Pour le reste, l’avenir ce n’est pas uniquement le PS Chartrain, nous sommes en République ou dans le royaume des Carnutes?
Hé oui, le SMIC c’est 950 euros nets, certains ont l’air de le découvrir…
Pour finir, les révolutions ne se décrètent pas. Le peuple se soulève, on ne sait pas pourquoi. Aucun parti ne peut déclencher une révolution, dans le meilleur des cas, il est à la traine.

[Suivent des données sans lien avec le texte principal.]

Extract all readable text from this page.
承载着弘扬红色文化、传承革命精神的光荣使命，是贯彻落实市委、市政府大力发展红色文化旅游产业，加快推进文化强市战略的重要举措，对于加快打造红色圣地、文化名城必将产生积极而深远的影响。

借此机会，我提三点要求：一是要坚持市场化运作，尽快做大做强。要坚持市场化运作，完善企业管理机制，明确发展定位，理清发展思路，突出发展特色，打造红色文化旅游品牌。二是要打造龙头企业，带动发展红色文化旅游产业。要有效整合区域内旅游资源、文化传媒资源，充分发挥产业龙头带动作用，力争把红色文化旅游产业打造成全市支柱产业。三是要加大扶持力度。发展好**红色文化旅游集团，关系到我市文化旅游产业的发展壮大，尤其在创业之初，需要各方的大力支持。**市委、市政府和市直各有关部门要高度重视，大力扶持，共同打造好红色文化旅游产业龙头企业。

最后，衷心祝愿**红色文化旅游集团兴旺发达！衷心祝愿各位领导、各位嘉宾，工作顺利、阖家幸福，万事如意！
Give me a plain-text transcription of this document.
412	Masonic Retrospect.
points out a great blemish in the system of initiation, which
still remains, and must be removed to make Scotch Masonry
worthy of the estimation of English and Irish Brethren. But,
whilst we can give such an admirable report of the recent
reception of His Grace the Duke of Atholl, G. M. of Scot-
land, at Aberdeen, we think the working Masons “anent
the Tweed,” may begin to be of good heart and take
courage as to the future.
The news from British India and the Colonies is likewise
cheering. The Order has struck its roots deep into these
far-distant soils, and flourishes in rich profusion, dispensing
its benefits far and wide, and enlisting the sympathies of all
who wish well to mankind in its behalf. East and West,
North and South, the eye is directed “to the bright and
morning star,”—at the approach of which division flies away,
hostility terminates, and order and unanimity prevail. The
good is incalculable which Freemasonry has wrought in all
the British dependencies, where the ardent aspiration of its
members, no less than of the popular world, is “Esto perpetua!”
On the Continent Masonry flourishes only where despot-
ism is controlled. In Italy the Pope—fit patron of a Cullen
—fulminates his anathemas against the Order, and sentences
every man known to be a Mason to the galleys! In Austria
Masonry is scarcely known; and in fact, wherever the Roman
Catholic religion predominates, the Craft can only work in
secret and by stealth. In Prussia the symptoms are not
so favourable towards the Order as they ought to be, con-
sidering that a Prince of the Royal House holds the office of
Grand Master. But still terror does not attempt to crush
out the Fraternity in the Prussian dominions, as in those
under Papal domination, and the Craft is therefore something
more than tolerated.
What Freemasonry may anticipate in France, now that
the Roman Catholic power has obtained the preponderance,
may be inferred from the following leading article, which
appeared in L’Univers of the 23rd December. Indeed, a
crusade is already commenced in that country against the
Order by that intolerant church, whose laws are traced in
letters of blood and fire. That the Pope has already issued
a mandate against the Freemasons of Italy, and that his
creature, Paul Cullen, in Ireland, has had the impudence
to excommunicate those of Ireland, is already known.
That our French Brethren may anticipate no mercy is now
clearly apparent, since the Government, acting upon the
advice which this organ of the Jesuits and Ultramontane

Mais quand la petite et moyenne bourgeoisie se paupérisent comme aujourd’hui, que l’on soit travailleurs ou même à son compte,soyez surs que le dénouement est proche.Révolution ou contre-révolution…Lumières ou tenèbres…Progrès ou recul…Le train de l’histoire ne peut être arrêté: seuls les délais peuvent être raccourcis ou accelérés. La royauté est tombée en 1789, le mur de Berlin en 1989. Vous croyez que nous vivons les derniers instants de l’histoire? Vous serez déçus…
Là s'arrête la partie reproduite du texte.